I heard all the people in line gasp (in horror? amusement? embarrassment? ) the moment the chair-lift ran me over.
“Keep your head down!” a masculine voice above me instructed, rather too loudly, as I lay pinned under the six-person chair-lift; face-down, and spread-eagle in the snow.
“Let’s go skiing,” they said. “It’ll be fun,” they said.
Let me back this story up a little.
My first experience on “the slopes” was my junior year in college a billion years ago. Some “friends” took me “skiing” in upper-Wisconsin, at night, in mid-January, with negative-degree windchill, on what I can only describe as a glassy sheet of suicidal death-ice. Doesn’t that sound like a recipe for So Much Fun?
[Narrator: It was not, in fact, remotely fun.]
Somehow these “friends” imagined that I would “just love” the “amazing experience” of a twenty-minute chair-lift “ride” in morbidly cold temps, only to hurtle, screaming, down that invisible mountain’s edge, sometimes on my skies, in the pitch dark.
[Narrator: She did not, in fact, love the experience.]
Fast forward with me now to Spring Break 2019. Our long-time and lovely friends invited us to visit their truly beautiful Vail mountain: ski-capital of the entire universe. Would we go?
We adore these precious friends, and I was convinced that skiing under a sunny Colorado sky, in powdery snow, with proper dry-wicking attire (rather than 1985 athletic-issued soggy cotton sweats) would be a much different experience. Yes, of course, we’d come!

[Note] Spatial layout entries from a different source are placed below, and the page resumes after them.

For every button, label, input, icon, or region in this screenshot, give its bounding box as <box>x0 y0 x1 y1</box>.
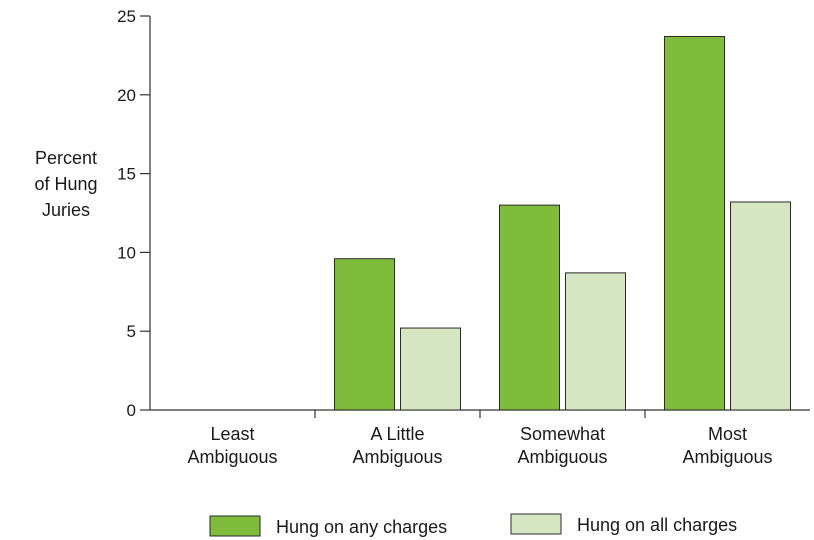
y-tick-label: 25 <box>117 7 136 26</box>
y-tick-label: 20 <box>117 86 136 105</box>
bar <box>499 204 560 411</box>
bar <box>664 35 725 411</box>
x-category-label: Least <box>210 424 254 444</box>
y-axis-ticks: 0 5 10 15 20 25 <box>117 7 150 420</box>
y-axis-title-line-2: of Hung <box>34 174 97 194</box>
x-category-label: Ambiguous <box>187 447 277 467</box>
x-category-label: Ambiguous <box>352 447 442 467</box>
bar <box>400 327 461 411</box>
y-tick-label: 0 <box>127 401 136 420</box>
y-axis-title-line-3: Juries <box>42 200 90 220</box>
legend-label: Hung on all charges <box>577 515 737 535</box>
legend: Hung on any charges Hung on all charges <box>209 513 737 537</box>
x-category-label: A Little <box>370 424 424 444</box>
x-category-label: Ambiguous <box>517 447 607 467</box>
legend-swatch <box>510 513 562 535</box>
bar <box>730 201 791 411</box>
y-axis-title-line-1: Percent <box>35 148 97 168</box>
legend-label: Hung on any charges <box>276 517 447 537</box>
bar <box>334 258 395 411</box>
x-category-label: Ambiguous <box>682 447 772 467</box>
y-tick-label: 5 <box>127 322 136 341</box>
y-tick-label: 15 <box>117 165 136 184</box>
bar <box>565 272 626 411</box>
y-tick-label: 10 <box>117 243 136 262</box>
y-axis-title: Percent of Hung Juries <box>34 148 97 220</box>
x-axis-categories: Least Ambiguous A Little Ambiguous Somewhat A… <box>187 410 773 467</box>
legend-swatch <box>209 515 261 537</box>
bars <box>334 35 791 411</box>
x-category-label: Most <box>708 424 747 444</box>
x-category-label: Somewhat <box>520 424 605 444</box>
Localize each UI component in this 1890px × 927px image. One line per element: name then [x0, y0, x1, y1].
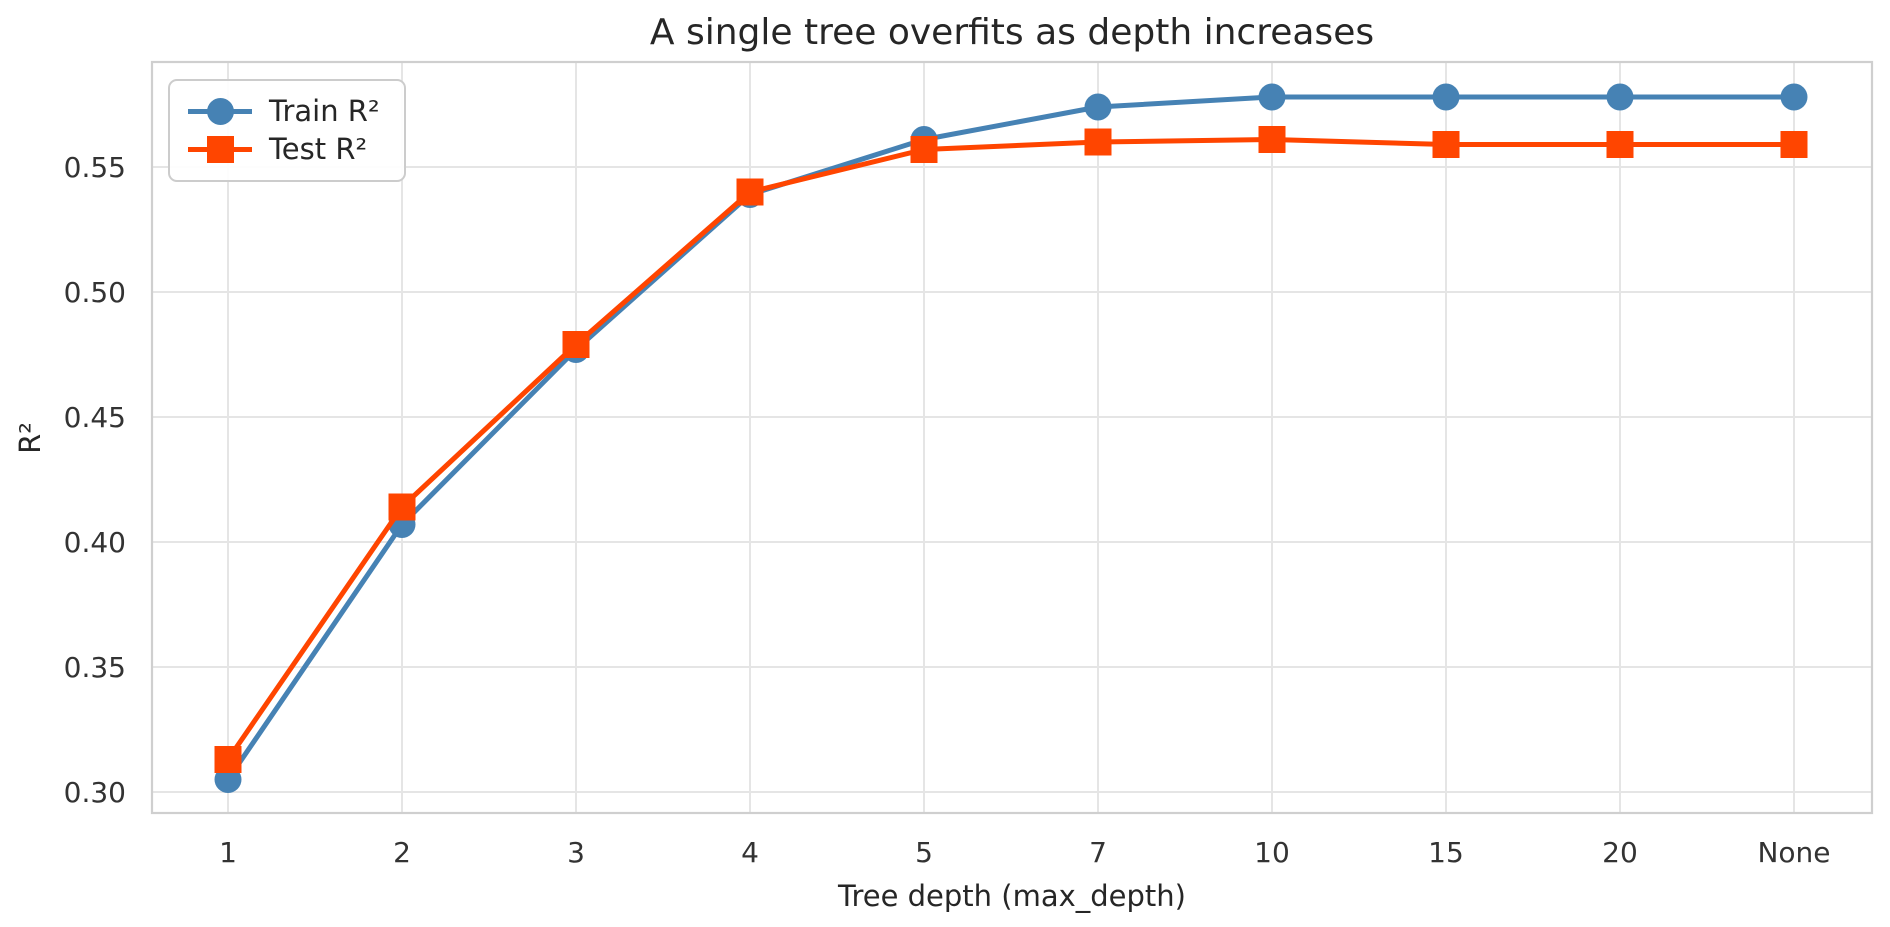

[Narrator: Sometimes her PTSD (Post Traumatic Ski Drama) inclined her to believe she could, in different and better circumstances, actually ski.]
In addition, our generous friends – bless them – let us use their fabulous gear: Warm and stylish jackets; pants that could almost ski for you; hi-tech boots, gloves, and tinted goggles that move seamlessly from the glorious energy of the slopes to the cozy, sexy, apres-ski in the Vail lodges.
I can’t express to you how remarkably decked out we were for the day! We looked like we were BORN to ski; like conquering quadruple black diamonds was in our blood; like we could even show the casually-cool locals a thing or two.
It took five minutes for the staff to extricate me from under the lift as it became readily apparent to everyone that I was *not* a casually cool local, and that conquering the snowy alpine slopes was definitely not in my blood.
[Narrator: At least it was broad daylight.]
“Ma’am?” said a ruggedly handsome Australian man in a navy Vail jacket, “Try and step back into your skis so we can get the ski-lift going again.” The natives in line were getting restless and were ready to vote me straight off the mountain.
Didn’t Mr. Australia know that I was trying?! Couldn’t the throng of beautiful people waiting in line know that I WAS, in fact, stepping (“Toe first.”), and stepping (“Press your heel down hard.”), and stepping some more (“Line the toe up carefully and step down firmly with the heel, ma’am.”)? THE BOTTOM OF MY BOOTS ARE PACKED WITH SNOW, ALL YOU PEOPLE!
Finally; gratefully; mercifully; (was that applause?) I sat down on the heavy chair and rode the lift to the top; holding – clearly not wearing – my skis. On arrival at the summit, the ski-lift again came to a noisy and grinding halt, a yellow warning light ominously flashing, allowing everyone in the vicinity to watch me “gracefully” exit the chair-lift in that lurching way one is glumly forced to walk when one is not, in fact, wearing any skis.
[Narrator: There was, to be fair, a great deal of snow in her boots.]
And my long-suffering family has not since stopped laughing and laughing and laughing some more.
And that dude behind me in line has made a million dollars on YouTube.
[Narrator: Two million]
And the Vail ski-lift staff has an updated example in their “What to do when someone is run over by a chair-lift” video training series.
And, obviously, Mr. Australia is the handsome hero and star.
Shalom to you wherever Spring Break takes you, for we only have so many times around the sun.
Ski on, dear ones, and enjoy the view.